CELEX: E2014J0010
Language: en
Date: 2014-12-18 00:00:00
Title: Judgment of the Court of 18 December 2014 in Case E-10/14 — Enes Deveci and Others v Scandinavian Airlines System Denmark-Norway-Sweden (Directive 2001/23/EC — Transfer of undertakings — Collective agreements — Freedom to conduct a business)

4.6.2015   
            
            
               EN
            
            
               Official Journal of the European Union
            
            
               C 183/10
            
         JUDGMENT OF THE COURT
   of 18 December 2014
   in Case E-10/14
   Enes Deveci and Others v Scandinavian Airlines System Denmark-Norway-Sweden
   (Directive 2001/23/EC — Transfer of undertakings — Collective agreements — Freedom to conduct a business)
   (2015/C 183/11)
   In Case E-10/14, Enes Deveci and Others v Scandinavian Airlines System Denmark-Norway-Sweden – REQUEST to the Court under Article 34 of the Agreement between the EFTA States on the Establishment of a Surveillance Authority and a Court of Justice from Eidsivating Court of Appeal (Eidsivating lagmannsrett) concerning the interpretation of Council Directive 2001/23/EC on the approximation of the laws of the Member States relating to the safeguarding of employees' rights in the event of transfers of undertakings, businesses or parts of undertakings or businesses, the Court, composed of Carl Baudenbacher, President and Judge-Rapporteur, Per Christiansen and Páll Hreinsson, Judges, gave judgment on 18 December 2014, the operative part of which is as follows:
   
               1.
            
            
               It is consistent with Article 3(3) of Directive 2001/23/EC when terms and conditions of pay enjoyed by the transferred employees under the collective agreement with the transferor are replaced, in conformity with national law, by conditions of pay laid down in the collective agreement in force with the transferee after the expiry of the former collective agreement.
               A pay reduction – whether significant or otherwise – cannot influence this assessment.
               However, the national court must assess whether the applicable national law provides for continuing effects in a situation such as the present.

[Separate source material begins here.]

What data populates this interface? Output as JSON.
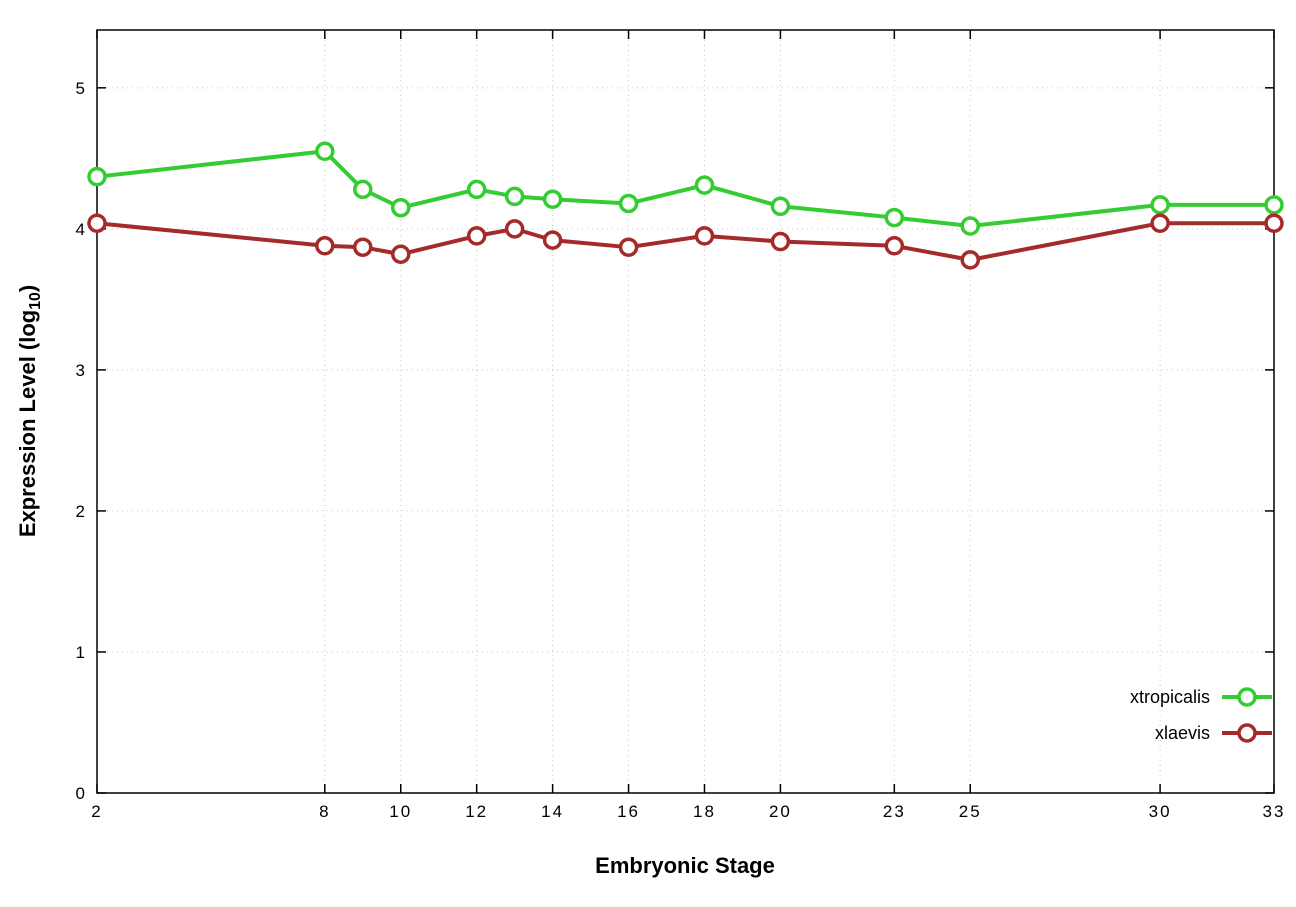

Article 3(3) of Directive 2001/23/EC has to be interpreted as meaning that terms and conditions laid down in a collective agreement to which such continuing effects apply constitute ‘terms and conditions agreed in any collective agreement’ so long as those employment relationships are not subject to a new collective agreement or new individual agreements are not concluded with the employees concerned.
            
         
               2.
            
            
               Article 3(3) of Directive 2001/23/EC does not prevent the transferee from applying to the transferred employees the transferee's collective agreement two months after the transfer, if that collective agreement is made applicable in accordance with national law.
               However, Article 3 of Directive 2001/23/EC precludes the possibility that transferred employees suffer a substantial loss of income, in comparison with their situation immediately prior to the transfer, because the duration of their service with the transferor is not sufficiently taken into account when their starting salary position at the transferee is determined and where the conditions for remuneration under the newly applicable collective agreement have regard, inter alia, to the length of service. In that determination the equivalent duration of service of those employees already in the service of the transferee must be taken into consideration.
               It is for the national court to examine whether the conditions of pay under the transferee's collective agreement take due account of the length of service.